Atypical nutritional provisioning profiles are consistent with the idea that fluctuating selection on nutritional requirements is a driver of symbiont turnover

While partnered symbionts consistently possess complementary genes in nutrient biosynthesis pathways, we find that specific gene breakdown in these pathways does not follow a common pattern across adelgid lineages or between junior versus senior symbionts. Adelgid symbionts are clearly interdependent, requiring their partners (and hosts) to produce the metabolites necessary for survival of the insect–bacterial consortium. That no two adelgid symbiont pairs are identical in the particulars of how and what they provision to their insect host further supports that the process of individual gene loss is at least partially stochastic.

Losses in EAA-provisioning capabilities of symbionts are sometimes linked to trophic shifts of the insect host to more nutritious diets. One example includes the loss of Buchnera arginine-biosynthesis genes in aphids that feed inside galls [103]. Several aphid and leafhopper symbionts have lost specific EAA pathways associated with a shift to feeding on phloem sap rich in the same EAA [21, 104, 105]. In more extreme cases, trophic shifts are related to a loss of nutritional symbionts entirely, e.g., in certain leafhoppers feeding on nutrient-rich parenchyma [23]. These examples demonstrate that changes in an insect’s diet can alter selective forces acting to maintain nutrient provisioning by symbionts, or even the symbionts themselves, resulting in degradation of the symbiosis.

The unusually high turnover of obligate symbionts in Adelgidae might be explained by a history of fluctuations in dietary quality related to complex life-cycle evolution and gall formation [15]. Nutrient-partitioning strategies among the five symbiont pairs investigated here suggest that senior symbionts incur accelerated losses of nutritional capabilities as compared with senior symbionts in other sap-feeding insects, leading to frequent acquisitions of junior symbionts and losses of senior symbionts.
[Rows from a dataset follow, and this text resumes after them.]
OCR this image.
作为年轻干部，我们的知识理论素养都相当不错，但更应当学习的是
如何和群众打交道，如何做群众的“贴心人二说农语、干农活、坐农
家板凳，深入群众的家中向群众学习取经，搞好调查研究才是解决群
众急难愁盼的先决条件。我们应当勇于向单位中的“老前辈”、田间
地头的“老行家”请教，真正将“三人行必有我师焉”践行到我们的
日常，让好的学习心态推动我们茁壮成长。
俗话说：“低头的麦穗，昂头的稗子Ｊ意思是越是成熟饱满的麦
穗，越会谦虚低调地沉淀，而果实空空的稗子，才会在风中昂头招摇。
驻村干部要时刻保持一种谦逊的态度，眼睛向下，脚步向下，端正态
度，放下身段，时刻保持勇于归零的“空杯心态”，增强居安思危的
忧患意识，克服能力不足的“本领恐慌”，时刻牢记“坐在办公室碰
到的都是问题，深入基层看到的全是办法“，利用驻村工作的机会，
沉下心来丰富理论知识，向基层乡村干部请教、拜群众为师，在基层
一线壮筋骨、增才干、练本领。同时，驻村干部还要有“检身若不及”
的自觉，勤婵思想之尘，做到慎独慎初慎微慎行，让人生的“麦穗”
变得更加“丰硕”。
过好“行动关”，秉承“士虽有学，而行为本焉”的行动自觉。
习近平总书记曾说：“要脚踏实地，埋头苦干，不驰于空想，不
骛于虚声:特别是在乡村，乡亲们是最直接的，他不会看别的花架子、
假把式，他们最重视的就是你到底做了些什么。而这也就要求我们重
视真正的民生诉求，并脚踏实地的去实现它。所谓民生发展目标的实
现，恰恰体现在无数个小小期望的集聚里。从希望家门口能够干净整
Most other hemipteran insects studied in depth (reviewed in [79]) lack the complex life cycles of adelgids and thus do not experience regular and repeated bouts of fluctuations in plant-sap quality. They also exhibit stable relationships with senior symbionts that play consistent, majority roles in EAA provisioning. In contrast, in adelgids, the senior symbiont is the primary provider in only two lineages (pine and Douglas-fir), shares nearly equal responsibility in hemlock, and provides very few EAA genes in the fir and larch lineages. During periods of relaxed selection, when adelgids feed on nutrient-rich galls on spruce hosts, accelerated gene inactivations in the nutrient-provisioning pathways should occur indiscriminately between these dual symbionts, allowing either symbiont to reduce its nutrient-provisioning responsibilities or to acquire a partnership-ending mutation. Periods of increased selection, when adelgids feed on nutrient-poor phloem of alternate hosts, can occur yearly for populations that regularly alternate between spruce and other conifers, or can last for up to thousands of years for populations on alternate hosts separated from spruces due to glacial cycles or invasions to new environments [36, 106]. Thus, the varied nutrient provisioning contributions of adelgid symbionts may be a consequence of historical and contemporary fluctuations in host dietary quality that spurs symbiont genome decay and turnover [15, 28].